Seeing Sir Gawain

August 17, 2012

This week, at bedtime, I have been slowly stumbling my way through Sir Gawain and the Green Knight, reading it in the original and massively vexing Middle English. It’s a wonderful poem, of course, which I have read a few times before in modernisations, but this time I am trying it unadulterated. It’s like eating a thick steak with large bones in it.

I am delighted to discover today, via the British Library, that the famous original (and sole) manuscript in which Sir Gawain is found, Cotton Nero A.X, has been digitized and made available online. (The same manuscript, of course, also includes the moving and technically super-virtuosic poem Pearl, as well as two other works by the same poet, Patience and Cleanness. They too are available on the same site.)
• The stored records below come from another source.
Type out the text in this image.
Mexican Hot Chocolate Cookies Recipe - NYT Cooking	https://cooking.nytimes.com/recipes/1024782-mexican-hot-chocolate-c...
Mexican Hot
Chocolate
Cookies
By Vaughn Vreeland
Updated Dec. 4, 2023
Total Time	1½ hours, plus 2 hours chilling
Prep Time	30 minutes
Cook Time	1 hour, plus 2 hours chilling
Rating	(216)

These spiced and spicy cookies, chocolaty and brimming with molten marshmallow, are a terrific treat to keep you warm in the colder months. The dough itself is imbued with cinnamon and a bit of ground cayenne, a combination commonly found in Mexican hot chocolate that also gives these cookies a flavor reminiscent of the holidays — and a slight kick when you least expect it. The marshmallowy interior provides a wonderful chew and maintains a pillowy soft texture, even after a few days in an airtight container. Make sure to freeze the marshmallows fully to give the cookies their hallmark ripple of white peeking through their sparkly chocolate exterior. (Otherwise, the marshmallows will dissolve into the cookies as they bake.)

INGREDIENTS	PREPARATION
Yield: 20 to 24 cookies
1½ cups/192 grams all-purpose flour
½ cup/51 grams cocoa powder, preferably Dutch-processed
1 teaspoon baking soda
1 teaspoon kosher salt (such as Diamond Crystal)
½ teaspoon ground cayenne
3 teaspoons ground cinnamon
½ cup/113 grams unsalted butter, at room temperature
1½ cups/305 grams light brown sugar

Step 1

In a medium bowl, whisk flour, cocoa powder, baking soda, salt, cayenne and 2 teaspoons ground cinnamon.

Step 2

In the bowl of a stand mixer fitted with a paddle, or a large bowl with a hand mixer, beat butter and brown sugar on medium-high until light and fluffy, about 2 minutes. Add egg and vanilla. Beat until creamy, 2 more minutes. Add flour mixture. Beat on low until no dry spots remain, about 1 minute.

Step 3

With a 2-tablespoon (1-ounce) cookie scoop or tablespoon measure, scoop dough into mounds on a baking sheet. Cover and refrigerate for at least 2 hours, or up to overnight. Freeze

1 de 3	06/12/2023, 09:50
Simply to look at the pages of this manuscript — a treasure salvaged from the fires of time — is a privilege. Not that one would want to read the poem this way: the script is awkward for us and the letters are faded. The poetry is difficult enough without adding such obstacles. But I’ve tried reading a page or two, and it can be done. The illustrations are wonderful.

(Hat-tip (again): Modern Medieval)


Things will be quiet around here for the next week or two.

2 Responses to “Seeing Sir Gawain”

  1. Adam Hincks Says:

    Well, it’s certainly prettier than the Beowulf manuscript.

    Keep at it!

  2. cburrell Says:

    Agreed, but it hasn’t had quite as rough a ride either. In a certain sense the condition of the manuscripts suit the poems: Beowulf rough and somewhat crude, and Gawain elegant and colourful.

    I haven’t given up, but it is awfully tough going.